Gorille, de l'espèce beringei en voie de disparition, photographié en aout 2015 dans le parc national de Virunga dans l'Est de la RDC.
© PETER MARTELL / AFP

C'est l'Union internationale pour la conservation de la nature qui tire la sonnette d'alarme dans son nouvel inventaire de la faune et de la flore mondiale. Cette espèce appartenant aux grands singes est victime d'une poussée de braconnage en République démocratique du Congo.

Son ADN est identique à 98% à celui de l'homme. C'est donc l'un de nos plus proches cousins, dont les jours pourraient bien être comptés. L'union internationale pour la conservation de la nature vient de classer le gorille des plaines orientales dans la catégorie des espèces « en danger critique » de disparition. La dernière étape avant l'extinction des 3800 spécimens toujours à l'état sauvage.
Imposant du haut de son mètre 80 pour 250 kilos, le plus grand des primates vit uniquement dans les forêts de la République démocratique du Congo. Et il a vu sa population diminuer de 70% en vingt ans. En cause, la guerre civile qui a secoué le pays de 1996 à 2003, et la disparition d'une partie de son habitat naturel, victime notamment de l'exploitation minière illégale.
Mais le grand singe est surtout la proie du braconnage qui sévit toujours en RDC. Le primate y est chassé pour sa viande, et les rangers congolais ont bien du mal à lui garantir un environnement propice à sa survie. 
La force légendaire du gorille des plaines oriental ne suffira donc pas. Il pourrait disparaitre complètement des forêts congolaises d'ici cinq ans, si aucune mesure d'urgence n'est mise en place pour le protéger.

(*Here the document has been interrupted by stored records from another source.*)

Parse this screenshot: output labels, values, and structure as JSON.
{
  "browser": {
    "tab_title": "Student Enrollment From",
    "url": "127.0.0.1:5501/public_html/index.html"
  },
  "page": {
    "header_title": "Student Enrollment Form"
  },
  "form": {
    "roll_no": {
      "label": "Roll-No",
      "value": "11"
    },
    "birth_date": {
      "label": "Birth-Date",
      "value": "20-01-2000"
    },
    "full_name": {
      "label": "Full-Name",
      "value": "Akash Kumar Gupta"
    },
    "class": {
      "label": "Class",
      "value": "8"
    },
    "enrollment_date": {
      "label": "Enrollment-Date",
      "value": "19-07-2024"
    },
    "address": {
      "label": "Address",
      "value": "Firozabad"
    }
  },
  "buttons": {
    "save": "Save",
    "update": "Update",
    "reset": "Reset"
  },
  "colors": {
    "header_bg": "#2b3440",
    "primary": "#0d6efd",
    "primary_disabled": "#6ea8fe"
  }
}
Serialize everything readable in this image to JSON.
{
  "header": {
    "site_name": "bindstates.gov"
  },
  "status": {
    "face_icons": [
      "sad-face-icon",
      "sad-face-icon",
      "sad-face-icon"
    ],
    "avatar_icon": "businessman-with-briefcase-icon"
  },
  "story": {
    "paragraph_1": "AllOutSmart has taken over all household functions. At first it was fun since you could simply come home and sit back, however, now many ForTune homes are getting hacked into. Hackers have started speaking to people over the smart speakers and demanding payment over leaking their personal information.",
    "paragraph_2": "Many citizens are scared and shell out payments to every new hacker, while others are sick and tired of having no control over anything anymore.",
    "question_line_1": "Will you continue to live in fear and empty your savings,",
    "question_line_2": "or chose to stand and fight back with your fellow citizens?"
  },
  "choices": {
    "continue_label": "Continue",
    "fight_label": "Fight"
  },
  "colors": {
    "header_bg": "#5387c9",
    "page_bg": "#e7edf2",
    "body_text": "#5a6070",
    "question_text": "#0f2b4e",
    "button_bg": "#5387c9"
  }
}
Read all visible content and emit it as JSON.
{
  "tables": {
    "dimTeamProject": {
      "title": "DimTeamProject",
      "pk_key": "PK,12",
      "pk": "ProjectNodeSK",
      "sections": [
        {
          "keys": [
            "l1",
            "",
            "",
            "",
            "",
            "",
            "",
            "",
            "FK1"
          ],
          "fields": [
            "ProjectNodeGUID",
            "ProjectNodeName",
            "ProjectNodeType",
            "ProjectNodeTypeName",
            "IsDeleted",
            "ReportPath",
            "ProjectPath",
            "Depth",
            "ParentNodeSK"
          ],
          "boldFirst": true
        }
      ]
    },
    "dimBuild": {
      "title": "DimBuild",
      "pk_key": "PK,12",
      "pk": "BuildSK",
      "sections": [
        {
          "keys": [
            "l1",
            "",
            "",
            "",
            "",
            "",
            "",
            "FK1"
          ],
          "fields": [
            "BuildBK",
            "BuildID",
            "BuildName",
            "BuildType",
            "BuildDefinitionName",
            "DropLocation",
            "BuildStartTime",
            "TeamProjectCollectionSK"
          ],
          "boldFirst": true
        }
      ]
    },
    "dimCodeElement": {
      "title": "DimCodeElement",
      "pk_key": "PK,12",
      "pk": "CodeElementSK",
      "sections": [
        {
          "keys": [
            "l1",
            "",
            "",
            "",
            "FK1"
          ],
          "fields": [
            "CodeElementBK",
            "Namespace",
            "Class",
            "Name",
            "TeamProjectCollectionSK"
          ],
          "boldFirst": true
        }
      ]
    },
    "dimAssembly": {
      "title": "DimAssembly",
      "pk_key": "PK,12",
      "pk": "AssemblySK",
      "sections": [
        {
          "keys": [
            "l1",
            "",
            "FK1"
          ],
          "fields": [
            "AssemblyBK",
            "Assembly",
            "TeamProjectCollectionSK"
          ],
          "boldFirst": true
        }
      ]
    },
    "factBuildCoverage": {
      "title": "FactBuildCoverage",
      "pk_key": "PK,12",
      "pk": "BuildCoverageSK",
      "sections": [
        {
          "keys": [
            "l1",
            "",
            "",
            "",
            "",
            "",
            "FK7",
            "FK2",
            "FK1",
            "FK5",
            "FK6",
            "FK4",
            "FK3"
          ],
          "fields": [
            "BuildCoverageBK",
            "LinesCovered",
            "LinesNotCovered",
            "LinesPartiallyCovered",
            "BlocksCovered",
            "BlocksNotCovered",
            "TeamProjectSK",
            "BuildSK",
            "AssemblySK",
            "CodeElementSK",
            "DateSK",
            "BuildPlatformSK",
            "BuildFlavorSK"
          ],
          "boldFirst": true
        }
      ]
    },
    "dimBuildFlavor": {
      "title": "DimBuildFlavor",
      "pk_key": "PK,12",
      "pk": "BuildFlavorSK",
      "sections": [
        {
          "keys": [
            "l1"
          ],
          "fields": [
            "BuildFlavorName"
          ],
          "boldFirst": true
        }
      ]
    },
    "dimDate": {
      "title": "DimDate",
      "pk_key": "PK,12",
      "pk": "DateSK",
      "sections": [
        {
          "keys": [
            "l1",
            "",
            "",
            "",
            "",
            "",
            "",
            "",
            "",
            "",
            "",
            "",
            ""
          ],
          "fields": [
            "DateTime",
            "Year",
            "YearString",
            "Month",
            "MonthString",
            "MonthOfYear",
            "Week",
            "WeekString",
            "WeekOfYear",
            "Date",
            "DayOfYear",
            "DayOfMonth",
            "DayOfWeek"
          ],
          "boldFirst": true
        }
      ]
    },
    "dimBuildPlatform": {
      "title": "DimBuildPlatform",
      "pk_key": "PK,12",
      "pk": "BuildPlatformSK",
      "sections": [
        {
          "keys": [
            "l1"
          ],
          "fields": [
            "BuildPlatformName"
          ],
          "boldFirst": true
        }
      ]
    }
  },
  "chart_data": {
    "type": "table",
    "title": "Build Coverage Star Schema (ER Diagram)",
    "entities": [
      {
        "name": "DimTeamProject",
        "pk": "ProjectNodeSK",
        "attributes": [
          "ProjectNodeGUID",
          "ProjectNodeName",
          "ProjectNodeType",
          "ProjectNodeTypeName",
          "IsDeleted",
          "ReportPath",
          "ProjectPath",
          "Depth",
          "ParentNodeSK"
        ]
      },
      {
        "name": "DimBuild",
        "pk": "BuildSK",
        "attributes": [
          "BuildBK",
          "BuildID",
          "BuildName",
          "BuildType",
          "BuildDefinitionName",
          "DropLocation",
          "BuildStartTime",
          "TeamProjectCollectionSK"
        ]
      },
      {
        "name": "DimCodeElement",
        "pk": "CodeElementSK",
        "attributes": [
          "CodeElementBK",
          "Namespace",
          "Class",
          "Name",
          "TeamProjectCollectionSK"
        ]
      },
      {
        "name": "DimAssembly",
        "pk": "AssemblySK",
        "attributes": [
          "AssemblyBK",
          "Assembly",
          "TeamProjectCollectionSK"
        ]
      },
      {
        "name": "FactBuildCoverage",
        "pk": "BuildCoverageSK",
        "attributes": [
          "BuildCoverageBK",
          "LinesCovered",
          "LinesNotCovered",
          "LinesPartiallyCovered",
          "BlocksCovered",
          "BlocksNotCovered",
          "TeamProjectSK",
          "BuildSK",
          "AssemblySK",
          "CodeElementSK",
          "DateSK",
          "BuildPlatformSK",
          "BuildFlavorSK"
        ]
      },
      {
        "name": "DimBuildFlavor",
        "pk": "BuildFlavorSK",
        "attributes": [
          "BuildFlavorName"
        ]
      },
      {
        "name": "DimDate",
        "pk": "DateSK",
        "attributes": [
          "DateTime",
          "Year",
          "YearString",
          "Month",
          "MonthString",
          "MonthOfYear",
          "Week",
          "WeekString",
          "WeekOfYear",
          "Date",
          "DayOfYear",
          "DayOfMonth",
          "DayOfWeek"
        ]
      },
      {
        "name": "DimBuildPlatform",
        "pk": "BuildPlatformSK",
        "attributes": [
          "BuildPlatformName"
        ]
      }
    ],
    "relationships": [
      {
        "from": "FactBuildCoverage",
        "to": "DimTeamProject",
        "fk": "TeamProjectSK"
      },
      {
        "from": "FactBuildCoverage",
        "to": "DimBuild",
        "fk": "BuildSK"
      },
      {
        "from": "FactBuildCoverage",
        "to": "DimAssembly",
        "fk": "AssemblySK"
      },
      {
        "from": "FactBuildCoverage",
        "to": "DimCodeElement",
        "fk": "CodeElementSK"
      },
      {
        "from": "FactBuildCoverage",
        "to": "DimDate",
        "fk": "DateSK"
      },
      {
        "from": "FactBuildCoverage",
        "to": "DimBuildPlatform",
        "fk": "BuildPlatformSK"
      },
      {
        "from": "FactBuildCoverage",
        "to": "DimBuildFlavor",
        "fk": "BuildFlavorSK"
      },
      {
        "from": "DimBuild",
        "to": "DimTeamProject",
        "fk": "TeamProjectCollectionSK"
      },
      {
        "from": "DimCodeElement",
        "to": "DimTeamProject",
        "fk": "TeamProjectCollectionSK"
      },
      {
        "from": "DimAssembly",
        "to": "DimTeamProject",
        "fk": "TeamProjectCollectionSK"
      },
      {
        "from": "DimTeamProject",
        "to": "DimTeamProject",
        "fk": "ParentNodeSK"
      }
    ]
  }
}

Pour l’heure, il rejoint les 5 107 espèces animales et végétales en danger critique d’extinction. Le chimpanzé et le bonobo sont eux aussi de plus en plus menacés. L’UICN met en revanche en avant la situation du panda géant et de l’antilope du Tibet qui font partie des quelques espèces à reprendre du poil de la bête grâce à des politiques ciblées de conservation. Une maigre consolation, alors qu’un tiers des espèces comptabilisées par l’organisation serait à terme menacé d’extinction.